Reviewing Cluster Health
Performs a comprehensive health check of a CockroachDB cluster. Before running diagnostics, this skill gathers deployment context to provide the right queries and tools for the operator's tier.
When to Use This Skill
- Daily or shift-start operational health checks
- Before starting maintenance (Self-Hosted, Advanced, BYOC)
- After incidents to confirm recovery
- Verifying production readiness
- Monitoring capacity and performance
For live query issues: Use triaging-live-sql-activity.
For background jobs: Use monitoring-background-jobs.
For range analysis: Use analyzing-range-distribution.
Step 1: Gather Context
Required Context
| Question | Options | Why It Matters |
|---|
| Deployment tier? | Self-Hosted, Advanced, BYOC, Standard, Basic | Determines available diagnostics and operator responsibilities |
| Reason for health check? | Daily check, Pre-maintenance, Post-incident, Pre-upgrade | Prioritizes which dimensions to check first |
Additional Context (by tier)
If Self-Hosted:
| Question | Options | Why It Matters |
|---|
| Access available? | SQL + CLI, SQL only | Determines which tools can be used |
| Cloud provider? | AWS, GCP, Azure, On-Premises | Affects infrastructure-level checks |
| Kubernetes deployment? | Yes (Operator, Helm, manual), No | Changes CLI commands and monitoring |
| Node count and regions? | e.g., 9 nodes, 3 regions | Sets expectations for query results |
If Advanced or BYOC:
| Question | Options | Why It Matters |
|---|
| Cloud provider? (BYOC only) | AWS, GCP, Azure | For infrastructure-level monitoring in your cloud account |
If Standard:
| Question | Options | Why It Matters |
|---|
| Current provisioned vCPUs? | Number | Context for compute utilization assessment |
If Basic: No additional context needed.
Context-Driven Routing
Self-Hosted Health Check
Applies when: Tier = Self-Hosted
Query 1: Node Liveness
sql
SELECT
n.node_id, n.address, n.build_tag AS version, n.locality,
n.is_live, l.epoch,
CASE WHEN n.is_live THEN 'HEALTHY'
WHEN n.is_live IS NULL THEN 'UNKNOWN'
ELSE 'DOWN' END AS health_status
FROM crdb_internal.gossip_nodes n
LEFT JOIN crdb_internal.gossip_liveness l ON n.node_id = l.node_id
ORDER BY n.node_id;
- Any (from ) requires immediate investigation
- High suggests repeated restarts (node flapping)
If CLI is available:
bash
cockroach node status --certs-dir=<certs-dir> --host=<node-address>
Query 2: Version Consistency
sql
SELECT build_tag AS version, COUNT(*) AS node_count,
array_agg(node_id ORDER BY node_id) AS node_ids
FROM crdb_internal.gossip_nodes GROUP BY build_tag;
- Single row = healthy.
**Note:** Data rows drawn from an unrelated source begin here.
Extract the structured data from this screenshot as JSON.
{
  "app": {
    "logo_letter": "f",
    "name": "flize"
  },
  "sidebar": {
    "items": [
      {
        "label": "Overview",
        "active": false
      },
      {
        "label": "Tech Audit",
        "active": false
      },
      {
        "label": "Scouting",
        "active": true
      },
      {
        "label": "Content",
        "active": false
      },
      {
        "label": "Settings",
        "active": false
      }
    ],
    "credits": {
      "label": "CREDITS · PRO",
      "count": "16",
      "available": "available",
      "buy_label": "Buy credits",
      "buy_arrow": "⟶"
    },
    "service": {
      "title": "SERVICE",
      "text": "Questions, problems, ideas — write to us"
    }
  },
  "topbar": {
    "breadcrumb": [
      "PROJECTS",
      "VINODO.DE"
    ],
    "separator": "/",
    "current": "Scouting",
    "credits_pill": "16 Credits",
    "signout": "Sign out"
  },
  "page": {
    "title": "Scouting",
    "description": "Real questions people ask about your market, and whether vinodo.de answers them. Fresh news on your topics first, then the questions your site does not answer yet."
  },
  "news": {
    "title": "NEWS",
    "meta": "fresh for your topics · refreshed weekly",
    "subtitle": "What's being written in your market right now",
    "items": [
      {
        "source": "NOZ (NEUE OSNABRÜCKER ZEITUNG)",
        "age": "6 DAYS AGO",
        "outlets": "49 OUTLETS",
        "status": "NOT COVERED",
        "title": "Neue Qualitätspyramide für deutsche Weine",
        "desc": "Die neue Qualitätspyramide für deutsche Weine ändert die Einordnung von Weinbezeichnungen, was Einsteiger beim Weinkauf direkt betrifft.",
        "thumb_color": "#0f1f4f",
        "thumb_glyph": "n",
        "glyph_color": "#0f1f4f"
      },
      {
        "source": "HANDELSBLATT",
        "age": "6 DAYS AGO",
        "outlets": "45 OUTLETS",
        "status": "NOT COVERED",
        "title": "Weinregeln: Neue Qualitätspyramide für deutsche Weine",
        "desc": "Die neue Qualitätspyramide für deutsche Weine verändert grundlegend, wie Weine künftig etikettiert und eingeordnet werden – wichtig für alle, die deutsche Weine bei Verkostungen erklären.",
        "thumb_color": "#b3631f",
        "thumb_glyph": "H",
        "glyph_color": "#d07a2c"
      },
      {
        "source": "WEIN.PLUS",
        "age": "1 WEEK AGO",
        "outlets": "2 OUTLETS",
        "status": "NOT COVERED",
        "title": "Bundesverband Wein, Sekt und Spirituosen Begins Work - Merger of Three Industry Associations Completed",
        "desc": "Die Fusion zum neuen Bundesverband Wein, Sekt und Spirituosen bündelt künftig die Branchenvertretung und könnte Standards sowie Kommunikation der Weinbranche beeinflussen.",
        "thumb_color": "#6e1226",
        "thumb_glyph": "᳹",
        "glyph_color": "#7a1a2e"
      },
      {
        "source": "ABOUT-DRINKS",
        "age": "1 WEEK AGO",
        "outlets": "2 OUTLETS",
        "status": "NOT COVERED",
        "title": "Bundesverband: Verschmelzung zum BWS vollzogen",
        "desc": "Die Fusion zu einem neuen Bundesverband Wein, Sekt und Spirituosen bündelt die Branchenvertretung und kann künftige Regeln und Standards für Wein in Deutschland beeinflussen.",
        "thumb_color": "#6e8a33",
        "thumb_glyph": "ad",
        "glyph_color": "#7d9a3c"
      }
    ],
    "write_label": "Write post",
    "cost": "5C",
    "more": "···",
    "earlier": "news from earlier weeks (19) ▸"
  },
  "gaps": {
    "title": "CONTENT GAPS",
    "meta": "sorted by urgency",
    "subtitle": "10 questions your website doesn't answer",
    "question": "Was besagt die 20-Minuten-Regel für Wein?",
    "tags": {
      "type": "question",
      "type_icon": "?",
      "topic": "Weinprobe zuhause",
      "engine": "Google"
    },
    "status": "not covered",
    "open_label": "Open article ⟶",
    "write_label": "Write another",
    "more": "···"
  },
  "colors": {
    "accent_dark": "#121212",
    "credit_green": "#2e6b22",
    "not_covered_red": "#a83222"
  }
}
Two rows = acceptable during rolling upgrade. Three+ = investigate.
Query 3: Storage Capacity
sql
SELECT node_id, store_id,
ROUND(capacity / 1073741824.0, 2) AS total_gb,
ROUND(available / 1073741824.0, 2) AS available_gb,
ROUND((1 - (available::FLOAT / capacity::FLOAT)) * 100, 2) AS utilization_pct,
CASE WHEN (available::FLOAT / capacity::FLOAT) < 0.10 THEN 'CRITICAL'
WHEN (available::FLOAT / capacity::FLOAT) < 0.30 THEN 'WARNING'
ELSE 'OK' END AS capacity_status,
range_count, lease_count
FROM crdb_internal.kv_store_status ORDER BY utilization_pct DESC;
Query 4: Range Health
sql
SELECT
CASE WHEN array_length(replicas, 1) >= 3 THEN 'fully_replicated'
WHEN array_length(replicas, 1) = 2 THEN 'under_replicated'
WHEN array_length(replicas, 1) = 1 THEN 'critically_under_replicated'
ELSE 'unknown' END AS replication_status,
COUNT(*) AS range_count
FROM crdb_internal.ranges_no_leases GROUP BY 1 ORDER BY 1;
Query 5: Certificate Expiration
sql
SELECT node_id,
to_timestamp((metrics->>'security.certificate.expiration.ca')::FLOAT)::TIMESTAMPTZ AS ca_expires,
to_timestamp((metrics->>'security.certificate.expiration.node')::FLOAT)::TIMESTAMPTZ AS node_cert_expires,
CASE WHEN to_timestamp((metrics->>'security.certificate.expiration.node')::FLOAT)::TIMESTAMPTZ
< now() + INTERVAL '90 days' THEN 'EXPIRING_SOON'
ELSE 'OK' END AS cert_status
FROM crdb_internal.kv_node_status ORDER BY node_cert_expires;
Query 6: Critical Settings
sql
SELECT variable, value FROM [SHOW ALL CLUSTER SETTINGS]
WHERE variable IN (
'kv.rangefeed.enabled', 'sql.stats.automatic_collection.enabled',
'server.time_until_store_dead', 'admission.kv.enabled',
'cluster.preserve_downgrade_option', 'gc.ttlseconds'
) ORDER BY variable;
Query 7: Consolidated Summary
sql
SELECT 'live_nodes' AS metric, COUNT(*)::TEXT AS value
FROM crdb_internal.gossip_nodes WHERE is_live = true
UNION ALL SELECT 'dead_nodes', COUNT(*)::TEXT
FROM crdb_internal.gossip_nodes WHERE is_live = false
UNION ALL SELECT 'distinct_versions', COUNT(DISTINCT build_tag)::TEXT
FROM crdb_internal.gossip_nodes
UNION ALL SELECT 'total_ranges', COUNT(*)::TEXT
FROM crdb_internal.ranges_no_leases
UNION ALL SELECT 'min_store_available_pct',
ROUND(MIN(available::FLOAT / capacity::FLOAT) * 100, 2)::TEXT
FROM crdb_internal.kv_store_status
UNION ALL SELECT 'cluster_version', value
FROM [SHOW CLUSTER SETTING version];
If reason = Pre-maintenance, also check for running jobs:
sql
WITH j AS (SHOW JOBS)
SELECT job_type, COUNT(*) FROM j WHERE status = 'running' GROUP BY job_type;
Query 8: Production Readiness Assessment
Use when verifying a cluster is ready for production workloads or during periodic operational reviews.
sql
-- Node count and replication (minimum 3 nodes for production)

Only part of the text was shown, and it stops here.